The impetus to redress hegemonic narratives in order to control them and in the process correct skewed histories is continually present in the works of Umar Rashid. The writer, poet, painter, and rapper was brought up in Chicago, but is currently based in LA. He has self-created monikers for each of his outputs, and for a time used the name Frowhawk Two Feathers for visual art purposes. In Gaius Catullus, or Jerry, Duke of Charleston. (South Carolina). Plotter (2021), and Claire Fontaine. A creole woman from Martinique who supplies weapons to the abolitionists but manages to never get caught. (2021), the artist attributes and strips away elements of truth conflating them with fantastical ones, taking ownership over the oft-tragic outcomes for rebels, runaways, and oppressed peoples. The playful tone in his pen and ink drawings ensures a compelling visual experience, viewing history as fluid and foregrounding it as propaganda central to the colonialist project. His painting series including Colonial Basketball, Bound, and Anti-Colonialism in Four Easy Steps depict scenes from his fictional “Frenglish Empire (1648–1880),” which run counter to real historical empire-building, but are no less complex. He has said,

“I don’t shy away from Africans from the continent’s role in the slave trade. I don’t shy away from the Arab role in the slave trade. I don’t shy away from complicity. I’m trying to write a comparative re-telling of a historical narrative, where Black people are present and the instances where we were victorious and the times where we lose too. There’s so much history that is missing with us. Hopefully [my work] will inspire more historians to be less lazy with their research, with their writing of these new books for subsequent generations.”9

History is a distorted subject, because the poor or vanquished seldom have histories written about them, the fiction of history is made fluid in terms of identity and events in Rashid’s created universe. He describes who his art and extended cultural output are for: “It is for all the people who’ve never felt like they were enough, or who never felt visible. It is to make the invisible visible. It is to tell a story in the hopes that we learn from it and don’t forget.”10

Rashid’s color palette and excavation of history are reminiscent of the strategies employed by painter Firelei Báez, whose works on paper and canvas address similar issues from a feminist perspective and an awareness of aesthetic power. According to the artist “In most power relationships you have the victim trying to solve a situation, and I don’t want to create narratives of victimhood. I want to flip it. The freedom that I offer in each painting is in the mutable body. In having bodies in constant transition, it leaves it open to the viewer to shift ideas of power, in that process you shift the world around you, that’s where beauty can be subversive.”11 In Patriarch (2013), which recalls the silhouette in Walker’s practice, a kaleidoscope of bright colors is applied directly to the male portrait, removing the gravitas in how men were portrayed in the 18th, 19th, and early 20th centuries. Here, Báez complicates this history further with the outline of an anonymous white person, reversing the essentializing gaze of Western projection, and possibly pointing out the inherent toxic masculinity of this period. This critical position about the trust in mastery, masculinity, or male-narrated history alludes to the quackery of those engaged in the early taxonomy of animals, plants, and insects of the New World, such as Swedish biologist and botanist Carl Linnaeus. The 10th edition of his book Systema Naturae published in 1758 became the basis for scientific racism through his quasi- fictional definitions of Homo sapiens.12 Báez, employing methodologies echoing those of Rashid, visually depicts fantastic creatures redolent of those described in this book, and simultaneously critiques their inherent preposterousness. In the process, she rises above the ludicrous fantasies of ‘scientific’ enlightenment ideas.

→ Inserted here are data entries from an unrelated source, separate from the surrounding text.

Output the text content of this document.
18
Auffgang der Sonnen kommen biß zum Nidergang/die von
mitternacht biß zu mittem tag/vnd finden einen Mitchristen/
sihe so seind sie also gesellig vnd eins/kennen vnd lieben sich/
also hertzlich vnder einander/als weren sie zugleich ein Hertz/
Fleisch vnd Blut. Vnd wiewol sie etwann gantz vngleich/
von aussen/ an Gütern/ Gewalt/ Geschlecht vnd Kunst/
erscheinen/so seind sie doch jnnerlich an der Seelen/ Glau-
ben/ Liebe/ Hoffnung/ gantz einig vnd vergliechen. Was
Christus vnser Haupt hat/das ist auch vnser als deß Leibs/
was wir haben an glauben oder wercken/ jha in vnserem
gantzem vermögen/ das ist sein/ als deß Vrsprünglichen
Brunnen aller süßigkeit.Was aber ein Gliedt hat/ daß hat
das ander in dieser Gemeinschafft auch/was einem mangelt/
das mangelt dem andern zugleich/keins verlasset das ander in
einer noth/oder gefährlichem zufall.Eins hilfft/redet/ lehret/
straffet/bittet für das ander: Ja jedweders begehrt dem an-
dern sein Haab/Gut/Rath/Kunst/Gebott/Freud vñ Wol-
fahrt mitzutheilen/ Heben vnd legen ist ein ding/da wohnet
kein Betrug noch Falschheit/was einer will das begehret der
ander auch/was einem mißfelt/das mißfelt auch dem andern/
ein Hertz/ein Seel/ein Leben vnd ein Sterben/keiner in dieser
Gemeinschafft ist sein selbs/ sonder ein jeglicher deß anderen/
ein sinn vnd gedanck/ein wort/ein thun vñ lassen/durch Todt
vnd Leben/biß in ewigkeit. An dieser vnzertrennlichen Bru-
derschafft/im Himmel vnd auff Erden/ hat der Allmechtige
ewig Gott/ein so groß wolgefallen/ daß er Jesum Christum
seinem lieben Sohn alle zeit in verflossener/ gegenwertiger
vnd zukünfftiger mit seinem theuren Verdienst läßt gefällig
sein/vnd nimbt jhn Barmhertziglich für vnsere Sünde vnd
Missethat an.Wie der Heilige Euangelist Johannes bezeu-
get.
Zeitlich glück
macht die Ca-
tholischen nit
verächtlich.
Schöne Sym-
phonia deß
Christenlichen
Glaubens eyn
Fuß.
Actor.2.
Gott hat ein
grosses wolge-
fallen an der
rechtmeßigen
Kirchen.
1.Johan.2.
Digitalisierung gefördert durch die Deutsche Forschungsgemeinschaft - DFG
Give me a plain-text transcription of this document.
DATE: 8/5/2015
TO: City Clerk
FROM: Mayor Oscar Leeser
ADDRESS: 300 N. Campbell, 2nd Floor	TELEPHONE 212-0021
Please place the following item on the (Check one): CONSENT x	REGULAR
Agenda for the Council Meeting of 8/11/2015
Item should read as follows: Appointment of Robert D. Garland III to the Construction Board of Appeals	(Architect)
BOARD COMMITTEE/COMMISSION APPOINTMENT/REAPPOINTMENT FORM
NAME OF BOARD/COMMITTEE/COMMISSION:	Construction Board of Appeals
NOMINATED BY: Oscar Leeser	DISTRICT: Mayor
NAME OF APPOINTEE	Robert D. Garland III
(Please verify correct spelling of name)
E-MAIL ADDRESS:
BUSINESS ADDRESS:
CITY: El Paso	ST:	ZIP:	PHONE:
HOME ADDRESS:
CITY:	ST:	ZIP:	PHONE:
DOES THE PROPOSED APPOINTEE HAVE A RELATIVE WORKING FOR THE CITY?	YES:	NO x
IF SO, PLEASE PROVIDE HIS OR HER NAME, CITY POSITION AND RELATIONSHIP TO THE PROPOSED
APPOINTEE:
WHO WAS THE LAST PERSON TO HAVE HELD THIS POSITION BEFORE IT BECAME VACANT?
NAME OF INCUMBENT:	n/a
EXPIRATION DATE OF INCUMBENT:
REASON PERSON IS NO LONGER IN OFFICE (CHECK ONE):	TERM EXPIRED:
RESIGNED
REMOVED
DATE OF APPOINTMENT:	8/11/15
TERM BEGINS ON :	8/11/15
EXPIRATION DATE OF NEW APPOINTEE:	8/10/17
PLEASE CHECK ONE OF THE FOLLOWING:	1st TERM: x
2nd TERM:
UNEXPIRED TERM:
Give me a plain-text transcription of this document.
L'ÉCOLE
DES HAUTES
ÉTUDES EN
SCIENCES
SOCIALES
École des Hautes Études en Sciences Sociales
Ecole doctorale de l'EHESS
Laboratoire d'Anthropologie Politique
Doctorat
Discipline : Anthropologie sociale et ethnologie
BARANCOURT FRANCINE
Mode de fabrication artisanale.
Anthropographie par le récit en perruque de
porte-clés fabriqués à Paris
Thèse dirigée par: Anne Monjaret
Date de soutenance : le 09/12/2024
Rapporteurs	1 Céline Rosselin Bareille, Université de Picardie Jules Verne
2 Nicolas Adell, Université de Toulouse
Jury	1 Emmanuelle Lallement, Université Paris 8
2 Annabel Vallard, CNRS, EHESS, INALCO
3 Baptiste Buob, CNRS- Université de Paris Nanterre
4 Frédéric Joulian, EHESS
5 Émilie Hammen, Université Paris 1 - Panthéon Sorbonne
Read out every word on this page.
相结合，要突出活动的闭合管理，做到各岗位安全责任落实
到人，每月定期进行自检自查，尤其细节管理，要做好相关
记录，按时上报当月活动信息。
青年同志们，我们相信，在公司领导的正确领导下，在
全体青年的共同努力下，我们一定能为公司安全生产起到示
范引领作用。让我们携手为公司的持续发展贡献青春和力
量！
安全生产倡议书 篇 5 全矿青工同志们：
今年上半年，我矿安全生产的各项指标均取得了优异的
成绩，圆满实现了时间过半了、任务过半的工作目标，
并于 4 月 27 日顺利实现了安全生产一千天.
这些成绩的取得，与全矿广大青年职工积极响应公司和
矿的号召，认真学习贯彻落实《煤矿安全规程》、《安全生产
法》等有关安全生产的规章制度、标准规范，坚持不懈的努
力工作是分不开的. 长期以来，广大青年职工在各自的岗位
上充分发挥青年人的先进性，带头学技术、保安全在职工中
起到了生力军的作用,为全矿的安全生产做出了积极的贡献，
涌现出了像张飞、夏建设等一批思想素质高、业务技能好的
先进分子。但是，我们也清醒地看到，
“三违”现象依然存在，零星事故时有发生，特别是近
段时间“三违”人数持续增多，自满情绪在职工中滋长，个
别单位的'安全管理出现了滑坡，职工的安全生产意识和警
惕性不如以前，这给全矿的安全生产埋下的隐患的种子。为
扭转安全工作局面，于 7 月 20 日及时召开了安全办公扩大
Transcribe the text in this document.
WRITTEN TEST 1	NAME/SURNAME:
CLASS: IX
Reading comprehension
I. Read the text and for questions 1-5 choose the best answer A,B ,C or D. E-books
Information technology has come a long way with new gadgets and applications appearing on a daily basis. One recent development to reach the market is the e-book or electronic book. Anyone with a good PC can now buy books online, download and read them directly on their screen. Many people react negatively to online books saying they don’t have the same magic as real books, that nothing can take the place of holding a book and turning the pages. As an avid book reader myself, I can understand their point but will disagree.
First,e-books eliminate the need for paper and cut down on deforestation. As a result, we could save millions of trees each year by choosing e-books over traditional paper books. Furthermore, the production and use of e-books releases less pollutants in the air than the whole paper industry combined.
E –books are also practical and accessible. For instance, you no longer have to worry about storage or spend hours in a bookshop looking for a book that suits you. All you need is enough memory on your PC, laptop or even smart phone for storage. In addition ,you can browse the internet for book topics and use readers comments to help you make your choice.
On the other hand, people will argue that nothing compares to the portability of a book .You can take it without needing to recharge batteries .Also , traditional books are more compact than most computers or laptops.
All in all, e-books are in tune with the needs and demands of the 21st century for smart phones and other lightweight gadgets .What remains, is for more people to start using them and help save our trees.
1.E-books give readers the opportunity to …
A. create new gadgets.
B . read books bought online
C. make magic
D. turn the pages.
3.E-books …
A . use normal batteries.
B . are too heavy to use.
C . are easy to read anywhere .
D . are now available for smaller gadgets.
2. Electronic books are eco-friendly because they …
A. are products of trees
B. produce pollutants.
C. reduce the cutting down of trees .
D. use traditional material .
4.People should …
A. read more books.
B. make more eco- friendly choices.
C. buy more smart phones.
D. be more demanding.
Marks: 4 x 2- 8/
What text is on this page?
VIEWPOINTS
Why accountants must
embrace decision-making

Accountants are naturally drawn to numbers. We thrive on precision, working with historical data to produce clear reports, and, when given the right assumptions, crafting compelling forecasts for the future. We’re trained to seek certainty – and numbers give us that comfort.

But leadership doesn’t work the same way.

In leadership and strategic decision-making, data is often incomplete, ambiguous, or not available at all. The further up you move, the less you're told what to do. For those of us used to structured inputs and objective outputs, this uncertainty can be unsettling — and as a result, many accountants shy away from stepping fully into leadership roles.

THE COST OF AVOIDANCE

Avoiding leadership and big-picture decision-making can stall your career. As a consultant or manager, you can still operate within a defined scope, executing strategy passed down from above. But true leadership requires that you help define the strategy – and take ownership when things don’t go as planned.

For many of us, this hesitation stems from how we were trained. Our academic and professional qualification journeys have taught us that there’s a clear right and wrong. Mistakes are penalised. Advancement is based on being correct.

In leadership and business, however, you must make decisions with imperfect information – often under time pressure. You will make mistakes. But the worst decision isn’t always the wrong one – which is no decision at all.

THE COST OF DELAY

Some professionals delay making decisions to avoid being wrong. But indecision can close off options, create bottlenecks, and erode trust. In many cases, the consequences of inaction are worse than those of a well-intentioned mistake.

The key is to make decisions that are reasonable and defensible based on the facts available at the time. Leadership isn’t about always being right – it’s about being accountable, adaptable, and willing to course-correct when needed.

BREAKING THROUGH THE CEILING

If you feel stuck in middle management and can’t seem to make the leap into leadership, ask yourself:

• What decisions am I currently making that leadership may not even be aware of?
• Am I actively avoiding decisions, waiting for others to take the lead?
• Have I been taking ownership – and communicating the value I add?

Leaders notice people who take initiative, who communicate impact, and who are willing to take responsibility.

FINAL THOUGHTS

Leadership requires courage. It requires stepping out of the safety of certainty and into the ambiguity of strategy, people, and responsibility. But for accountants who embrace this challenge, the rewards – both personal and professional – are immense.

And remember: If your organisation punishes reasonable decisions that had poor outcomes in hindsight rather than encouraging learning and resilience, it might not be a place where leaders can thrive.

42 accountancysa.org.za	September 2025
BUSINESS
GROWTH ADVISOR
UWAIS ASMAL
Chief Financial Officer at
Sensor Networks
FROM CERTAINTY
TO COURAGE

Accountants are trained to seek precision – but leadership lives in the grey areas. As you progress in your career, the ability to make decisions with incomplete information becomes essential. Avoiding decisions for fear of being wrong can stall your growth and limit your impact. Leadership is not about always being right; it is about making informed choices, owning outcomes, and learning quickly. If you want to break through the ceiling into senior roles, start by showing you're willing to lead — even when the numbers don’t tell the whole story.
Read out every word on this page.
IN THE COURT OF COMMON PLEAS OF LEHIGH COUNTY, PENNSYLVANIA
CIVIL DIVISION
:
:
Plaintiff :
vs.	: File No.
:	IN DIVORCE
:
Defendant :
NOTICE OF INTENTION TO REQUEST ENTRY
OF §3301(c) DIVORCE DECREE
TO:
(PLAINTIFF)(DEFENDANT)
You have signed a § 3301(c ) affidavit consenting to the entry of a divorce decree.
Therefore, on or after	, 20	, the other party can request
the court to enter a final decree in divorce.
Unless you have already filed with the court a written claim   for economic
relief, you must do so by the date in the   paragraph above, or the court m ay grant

Early attempts at anthropology that became more formalized as a field of research during the enlightenment, were frankly ethnocentric in the extreme. Again, the outrageous and careless theories projected on non-Europeans examined by Báez, Walker, and Piper, are also addressed by Frida Orupabo. Tackling images from web-based photographic archives related to anthropological research, works such as Without Guilt (2022) reference materials from an unspecified range of time. Source photographic elements are screen-grabs, which she then enlarges to use as compositional blocks for collages. As she states “Most archives are not forbidden to enter, but you’re only allowed to look, not grab. There’s pleasure in breaking in and snatching, and there’s anger behind it, too—especially when I encounter images that have watermarks, images that are owned by institutions and probably white people.”13There is implicit violence in the cut sections of the hybrid bodies she creates, revealing the brutality of researchers and their biases, conscious and unconscious. In Untitled (girl with knife), 2021, the sense that this person has any agency over themselves is negligible, as there is a white arm gripping the hand that, in turn, holds the weapon. Orupabo’s anger is understandable and palpable. “Often there’s no name attached to the person depicted, because it’s not like the person who owns the image has done any research. At best, it’ll say “slave girl.””14

Cultural artifacts can be highly problematic, their existence, display, and contextualization have been an increasing concern within museums and other institutions throughout the world. Some exist in storerooms, others are public facing, or even buildings themselves. In Gerard & Kelly’s Panorama (2021), the self-aggrandizing mural Panorama du Commerce (1889) of the Bourse de Commerce—formerly the Paris stock exchange—is given voice by performers who symbolize Future, Allegory, and Memory. Each section of the piece’s representational narrative is meant to glorify modernization through global trade. The enormously scaled work visually portrays Western ideas onto a myriad of New World peoples and cultures. The artists have described the piece as “a hybrid between a dance film and a cinematographic essay.”15 In an act of correcting the mural’s depiction of harmonious global trade—one where no one is suffering—the character of Memory played by Soa de Muse narrates the scenes of the painting, picking out elements of humanity, and relationship archetypes occurring between Indigenous peoples. A minimalist musical score by deceased queer African American composer Julius Eastman accompanies the film. His compelling compositions add a subtle grandeur to Gerard & Kelly’s vision which in turn is grounded in their background in contemporary dance, literature, and gender studies. Panorama points to an acknowledgement that representation, however flawed in historical terms, can be reimagined, and stimulate contemporary discourse confronting imbalances and cultural projection.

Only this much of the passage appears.